Oregon’s contentious, restrictive, complicated land-use system is generally favored by urbanites but opposed by rural residents, right?
A new statewide survey suggests maybe not.
The Oregon Values and Beliefs Project, a survey intended to take the civic pulse of a wide spectrum of Oregonians, indicates even the much cited “urban-rural divide” is not as deep as the media and political activists sometimes portray.
Asked about the statement, “New population growth will be directed toward existing cities and towns, not into natural areas and farmlands,” 58 percent of respondents said such a trend is desirable, compared to 15 percent who found it undesirable and 21 percent who described themselves as neutral.
Jason Miner, executive director of 1000 Friends of Oregon, said the survey shows Oregonians strongly support what he called both sides of the land use coin: Conserving productive farm and forest land for those uses, and directing growth into existing urban areas rather than sprawling into the countryside.
1000 Friends is an advocacy group that supports the principles of Senate Bill 100, the pioneering Oregon land-use bill state legislators approved 40 years ago. The law requires cities to establish urban growth boundaries, and restricts development on land zoned for farm and forest areas, or set aside as natural resource land.
The law has been subject to back and forth lawsuits and ballot measures over the years, but has largely remained intact. Due to development restrictions and the requirement to establish growth boundaries, Oregon cities are marked by stark transitions from urban to rural. Even at Portland’s edges, it is possible within a few minutes’ drive to travel from suburban strip malls to rolling farmland.
The flip side is that many rural landowners have had their development options reduced or eliminated.
Nonetheless, the survey found broad support for the state’s effort to manage growth. Sixty-six percent of respondents consider protection of productive farm and forest land “very important” or “somewhat important.” The same percentage agreed new development should occur within existing cities and towns to save farmland and stop sprawl.
The results are drawn from three statewide surveys conducted in April and May 2013. Nearly 7,800 residents, chosen at random, responded to telephone or Internet polls. The sponsors included Oregon State University, Oregon Public Broadcasting and Oregon Health & Science University.
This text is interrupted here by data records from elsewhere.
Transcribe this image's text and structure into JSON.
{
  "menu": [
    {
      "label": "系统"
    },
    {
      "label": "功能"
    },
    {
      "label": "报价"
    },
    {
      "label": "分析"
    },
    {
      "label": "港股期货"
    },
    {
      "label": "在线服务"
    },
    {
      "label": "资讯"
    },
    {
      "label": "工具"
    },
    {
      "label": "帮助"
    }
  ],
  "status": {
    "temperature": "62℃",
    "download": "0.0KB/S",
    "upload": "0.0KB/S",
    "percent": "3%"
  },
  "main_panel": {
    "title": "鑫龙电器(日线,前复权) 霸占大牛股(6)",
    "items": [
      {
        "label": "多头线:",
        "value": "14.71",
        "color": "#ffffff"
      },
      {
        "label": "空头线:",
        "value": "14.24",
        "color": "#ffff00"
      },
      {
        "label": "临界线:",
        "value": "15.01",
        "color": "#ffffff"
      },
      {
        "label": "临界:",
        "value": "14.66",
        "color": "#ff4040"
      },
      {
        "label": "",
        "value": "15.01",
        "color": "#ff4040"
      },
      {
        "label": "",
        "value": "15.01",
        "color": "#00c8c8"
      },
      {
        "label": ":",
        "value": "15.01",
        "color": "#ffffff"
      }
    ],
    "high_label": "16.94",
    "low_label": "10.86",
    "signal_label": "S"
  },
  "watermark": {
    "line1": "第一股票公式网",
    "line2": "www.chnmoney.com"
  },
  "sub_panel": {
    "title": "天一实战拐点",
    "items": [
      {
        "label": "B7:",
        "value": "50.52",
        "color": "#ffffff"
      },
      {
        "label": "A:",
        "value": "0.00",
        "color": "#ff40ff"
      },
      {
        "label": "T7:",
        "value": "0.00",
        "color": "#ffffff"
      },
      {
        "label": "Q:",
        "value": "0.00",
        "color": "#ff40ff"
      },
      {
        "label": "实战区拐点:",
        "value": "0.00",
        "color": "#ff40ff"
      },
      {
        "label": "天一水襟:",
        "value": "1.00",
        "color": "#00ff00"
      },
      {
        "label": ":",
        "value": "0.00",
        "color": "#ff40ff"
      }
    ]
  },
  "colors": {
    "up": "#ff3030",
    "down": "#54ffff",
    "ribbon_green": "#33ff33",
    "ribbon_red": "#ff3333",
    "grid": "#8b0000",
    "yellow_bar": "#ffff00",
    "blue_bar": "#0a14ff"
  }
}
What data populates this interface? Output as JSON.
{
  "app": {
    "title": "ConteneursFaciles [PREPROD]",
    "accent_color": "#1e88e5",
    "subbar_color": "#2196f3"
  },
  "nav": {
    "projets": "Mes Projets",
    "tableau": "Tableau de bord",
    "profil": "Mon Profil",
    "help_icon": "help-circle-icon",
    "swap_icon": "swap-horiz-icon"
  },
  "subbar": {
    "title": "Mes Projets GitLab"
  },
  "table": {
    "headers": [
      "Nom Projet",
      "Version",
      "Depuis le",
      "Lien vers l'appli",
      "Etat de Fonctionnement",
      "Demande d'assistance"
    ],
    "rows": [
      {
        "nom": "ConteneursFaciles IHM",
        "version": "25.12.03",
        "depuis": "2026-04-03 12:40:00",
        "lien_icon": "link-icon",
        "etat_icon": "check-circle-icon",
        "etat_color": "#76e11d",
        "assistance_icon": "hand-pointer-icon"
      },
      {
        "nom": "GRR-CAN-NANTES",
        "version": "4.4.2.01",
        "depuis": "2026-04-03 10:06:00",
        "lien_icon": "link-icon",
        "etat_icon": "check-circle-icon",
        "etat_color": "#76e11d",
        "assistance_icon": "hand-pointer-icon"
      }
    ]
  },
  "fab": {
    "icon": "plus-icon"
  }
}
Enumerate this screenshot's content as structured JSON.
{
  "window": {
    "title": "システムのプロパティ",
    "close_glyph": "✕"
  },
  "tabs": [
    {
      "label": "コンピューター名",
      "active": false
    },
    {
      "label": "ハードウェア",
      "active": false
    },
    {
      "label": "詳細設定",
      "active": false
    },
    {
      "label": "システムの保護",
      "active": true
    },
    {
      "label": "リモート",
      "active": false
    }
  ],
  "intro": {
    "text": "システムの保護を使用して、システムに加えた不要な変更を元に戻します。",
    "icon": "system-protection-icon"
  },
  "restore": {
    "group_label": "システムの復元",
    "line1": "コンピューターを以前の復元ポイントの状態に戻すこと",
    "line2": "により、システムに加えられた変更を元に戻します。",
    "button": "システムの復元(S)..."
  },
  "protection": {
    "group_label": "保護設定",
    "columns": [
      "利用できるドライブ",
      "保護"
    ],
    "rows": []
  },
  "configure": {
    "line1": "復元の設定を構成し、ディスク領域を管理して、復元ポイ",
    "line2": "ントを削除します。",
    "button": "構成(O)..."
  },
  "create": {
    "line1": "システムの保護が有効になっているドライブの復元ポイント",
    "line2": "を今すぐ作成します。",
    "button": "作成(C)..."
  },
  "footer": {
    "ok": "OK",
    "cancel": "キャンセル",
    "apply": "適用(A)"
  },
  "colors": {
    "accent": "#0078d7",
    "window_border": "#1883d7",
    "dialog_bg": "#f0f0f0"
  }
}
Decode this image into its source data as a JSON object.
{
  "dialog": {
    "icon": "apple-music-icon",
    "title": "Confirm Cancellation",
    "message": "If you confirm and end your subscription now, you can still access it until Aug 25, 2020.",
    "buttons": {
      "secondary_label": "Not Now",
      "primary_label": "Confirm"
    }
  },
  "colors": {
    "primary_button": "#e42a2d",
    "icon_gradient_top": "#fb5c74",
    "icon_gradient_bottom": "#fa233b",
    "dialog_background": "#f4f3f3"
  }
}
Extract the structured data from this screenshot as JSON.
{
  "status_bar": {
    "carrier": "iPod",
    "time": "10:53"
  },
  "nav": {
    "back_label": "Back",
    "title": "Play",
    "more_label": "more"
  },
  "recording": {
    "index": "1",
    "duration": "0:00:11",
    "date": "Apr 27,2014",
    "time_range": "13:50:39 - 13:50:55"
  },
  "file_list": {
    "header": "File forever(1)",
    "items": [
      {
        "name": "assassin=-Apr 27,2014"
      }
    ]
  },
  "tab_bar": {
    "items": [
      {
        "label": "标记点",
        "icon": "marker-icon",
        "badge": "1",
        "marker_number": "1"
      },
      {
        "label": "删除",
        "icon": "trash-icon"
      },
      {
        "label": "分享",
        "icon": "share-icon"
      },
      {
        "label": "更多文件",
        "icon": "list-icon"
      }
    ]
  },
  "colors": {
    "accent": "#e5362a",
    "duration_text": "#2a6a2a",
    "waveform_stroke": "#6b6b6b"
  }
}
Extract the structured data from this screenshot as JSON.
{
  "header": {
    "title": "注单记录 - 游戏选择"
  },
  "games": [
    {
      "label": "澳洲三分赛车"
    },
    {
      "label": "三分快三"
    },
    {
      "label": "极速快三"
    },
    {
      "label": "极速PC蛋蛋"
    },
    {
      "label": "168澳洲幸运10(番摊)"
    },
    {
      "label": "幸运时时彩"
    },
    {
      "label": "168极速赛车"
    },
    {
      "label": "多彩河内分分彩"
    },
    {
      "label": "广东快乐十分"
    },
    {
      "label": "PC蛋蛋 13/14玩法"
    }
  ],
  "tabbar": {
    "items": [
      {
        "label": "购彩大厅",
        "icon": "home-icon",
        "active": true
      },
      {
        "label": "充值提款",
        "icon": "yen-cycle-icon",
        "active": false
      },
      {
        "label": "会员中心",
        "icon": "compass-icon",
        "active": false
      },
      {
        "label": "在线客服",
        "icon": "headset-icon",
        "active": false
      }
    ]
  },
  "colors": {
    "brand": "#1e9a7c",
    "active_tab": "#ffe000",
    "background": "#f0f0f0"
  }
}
Interviews were completed in five geographic regions — Central, Eastern, Portland Metro, Southern, and Willamette Valley — to permit statistically reliable analysis at the regional level, according to the sponsors.
In other findings, 53 percent statewide favor increasing timber harvests in dense, over-crowded stands, and 69 percent of respondents said they are willing to pay more to increase workforce training.
This is the third time the Oregon Values and Beliefs Project has been conducted. Previous surveys were done in 1992 and 2002.